The president’s conservative Christian base was offended, maybe because it followed his WWE-style social-media smackdown attempt on Pope Bob (Leo XIV, but he’s from Chicago, so, you know).

“I thought it was me as a doctor,” Trump said at the White House. “Only the fake news could come up with that.
“I make people better.”
Not an apology, but about as close as anyone is likely to get from the president.
Cumming isn’t Trump, of course, so she probably should have hewed closer to the other end of the apology scale, Graham Platner. He’s an oyster farmer running for the U.S. Senate in the Maine Democratic primary.
Last year, Platner apologized for old Reddit posts in which he referred to himself as a “communist,” criticized police and called rural, white Americans racist and stupid.

An Army and Marine veteran, he blamed the posts on being disillusioned after returning from tours in Iraq and Afghanistan.
“When I got back from Afghanistan in 2011, I stayed in the Army for another year,” he said. “I got out in 2012. Some of the worst comments I made, the things that I think are least defensible, that I wouldn’t even try to defend, come from that time.”
Platner apologized again just the other day for using a developmental disabilities slur.
“I’m sorry that I said it,” he said. “I am endeavoring to improve every single day.
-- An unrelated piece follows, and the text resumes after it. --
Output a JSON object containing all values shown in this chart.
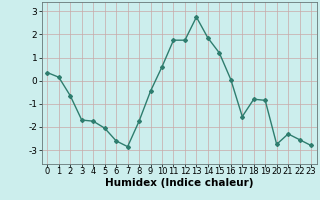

I am not a perfect person, and I continue to try to be better.”
Platner, unlike Trump, owned his poor behavior.
We live in a society where speech is supposed to be free, and, if you are a libertarian or billionaire, without limits. Sometimes there are no consequences for offending, but those of us in less lofty positions than president or progressive hero probably should expect them.
Hundreds of people around the country got into trouble after the assassination of Charlie Kirk, the right-wing evangelist who often mixed racism with the Good News. It wasn’t that they were wrong to point out the problem with hailing him as a martyr; it was the timing that was offensive.
Cumming’s comments represent — at best — a breathtaking lapse of judgment.
“I apologize to Mayor Scott, my dedicated OIG team, and the residents of Baltimore City,” she said. “This post detracted from the important mission of the OIG to investigate waste, financial abuse and fraud. It will not happen again.”
Scott’s office is fighting her in court over access to public records. He clearly doesn’t want an IG looking over his shoulder, and her post helps him shape that scrutiny as white distrust of Black political power.
Cumming appears to be winning the legal argument. A judge overseeing the dispute signaled that she could rule that the administration is trying to minimize the inspector general’s authority under the city charter.
Her post, however, may turn that into a Pyrrhic victory, one that shows apologies don’t always trump consequences.